Besides the benefits from no more smoking already noted, there is ending fights and arguements between smokers and non-smokers, especially at the dividing point, no more cigarette burns, ashes or butts on seat cushions and carpets, one less issue as to reservations and seating, no longer having to clean seat ashtrays, no smoke exposures to other pax who may have respiratory issues and to children, eliminate the need to have lighters or matches in the cabin that could be used in a terror act and so on.

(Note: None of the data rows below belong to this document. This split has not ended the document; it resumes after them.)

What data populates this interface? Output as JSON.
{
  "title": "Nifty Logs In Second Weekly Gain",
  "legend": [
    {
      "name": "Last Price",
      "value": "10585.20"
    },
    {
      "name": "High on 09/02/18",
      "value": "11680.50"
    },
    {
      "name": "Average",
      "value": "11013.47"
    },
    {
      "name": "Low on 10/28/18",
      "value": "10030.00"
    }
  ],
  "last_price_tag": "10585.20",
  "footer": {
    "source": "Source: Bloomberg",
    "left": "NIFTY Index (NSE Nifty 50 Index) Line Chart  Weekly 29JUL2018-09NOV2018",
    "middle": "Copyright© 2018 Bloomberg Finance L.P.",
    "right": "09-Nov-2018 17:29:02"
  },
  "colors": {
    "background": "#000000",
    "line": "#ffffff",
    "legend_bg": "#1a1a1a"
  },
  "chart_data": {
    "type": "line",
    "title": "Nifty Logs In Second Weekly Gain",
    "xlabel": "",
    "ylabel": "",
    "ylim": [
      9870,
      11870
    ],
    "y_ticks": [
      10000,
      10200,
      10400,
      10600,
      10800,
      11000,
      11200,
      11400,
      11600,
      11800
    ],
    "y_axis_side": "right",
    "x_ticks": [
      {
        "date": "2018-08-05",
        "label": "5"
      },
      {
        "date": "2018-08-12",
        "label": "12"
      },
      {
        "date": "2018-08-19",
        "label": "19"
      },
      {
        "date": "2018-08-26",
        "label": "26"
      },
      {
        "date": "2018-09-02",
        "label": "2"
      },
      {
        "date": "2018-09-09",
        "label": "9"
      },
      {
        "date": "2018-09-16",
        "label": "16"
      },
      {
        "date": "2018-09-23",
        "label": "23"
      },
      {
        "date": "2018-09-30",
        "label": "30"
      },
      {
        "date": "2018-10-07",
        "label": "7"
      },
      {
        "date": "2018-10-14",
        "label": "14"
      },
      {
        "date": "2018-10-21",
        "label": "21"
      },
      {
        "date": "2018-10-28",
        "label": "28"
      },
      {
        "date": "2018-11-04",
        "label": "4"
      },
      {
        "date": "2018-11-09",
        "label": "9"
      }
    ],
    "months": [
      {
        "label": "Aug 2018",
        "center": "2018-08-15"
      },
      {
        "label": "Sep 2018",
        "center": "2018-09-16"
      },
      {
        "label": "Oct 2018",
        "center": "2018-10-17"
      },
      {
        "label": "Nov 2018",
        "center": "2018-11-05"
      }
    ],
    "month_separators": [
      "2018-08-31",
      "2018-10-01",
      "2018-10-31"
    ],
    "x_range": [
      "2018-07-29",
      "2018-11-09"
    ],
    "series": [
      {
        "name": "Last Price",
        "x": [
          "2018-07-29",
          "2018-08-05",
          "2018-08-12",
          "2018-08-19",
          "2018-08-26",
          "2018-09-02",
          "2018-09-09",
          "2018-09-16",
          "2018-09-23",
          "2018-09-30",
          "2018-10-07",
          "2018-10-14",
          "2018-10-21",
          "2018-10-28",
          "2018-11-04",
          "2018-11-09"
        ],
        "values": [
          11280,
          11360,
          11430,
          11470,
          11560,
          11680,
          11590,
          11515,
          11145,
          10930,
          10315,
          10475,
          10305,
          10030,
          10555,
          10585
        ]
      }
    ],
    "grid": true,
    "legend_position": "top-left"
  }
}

smi0006 From Australia, joined Jan 2008, 1554 posts, RR: 0
Reply 21, posted (4 years 10 months 1 week 6 hours ago) and read 32868 times:
Who says it has ended for crew though?
I routinely do the ground handling for a major Chinese airline and often go down to the aircraft to deliver the Load-sheet, only to be greeted by a cock-pit filled with smoke and a hand stretching through the clouds of smoke to take the paperwork hahahh.
PacNWjet From United States of America, joined Sep 2000, 980 posts, RR: 0
Reply 22, posted (4 years 10 months 1 week 6 hours ago) and read 32792 times:
Quoting CF6PPE (Reply 15): I was never amused with the smokers who wouldn't sit in the smoking section, but moved to the smoking section to burn a weed.
I was on a flight from Madrid to Athens on Olympic in the summer of 1994. The smoking section was virtually empty when the plane took off, but when the seat belt sign was turned off dozens of passengers immediately got up and moved to the smoking section to light up. They all returned to the non-smoking section when the meal was served, then returned to the back of the plane for a post-meal smoke. Pretty humorous.
PWM2TXLHopper From United States of America, joined Jan 2004, 1360 posts, RR: 1
Reply 23, posted (4 years 10 months 1 week 3 hours ago) and read 32670 times:
The only flight I've ever flown on with smoking permitted was an Air Berlin flight, in 2003, flying between TXL-PMI. It was a brand new 737-800. Smoking on German flights was outlawed the following year.
As a smoker, I was pleasantly surprised that I could smoke. I liked it, but understand how it must have been hell for non-smokers! Personally, I wish you still could on flights over six hours.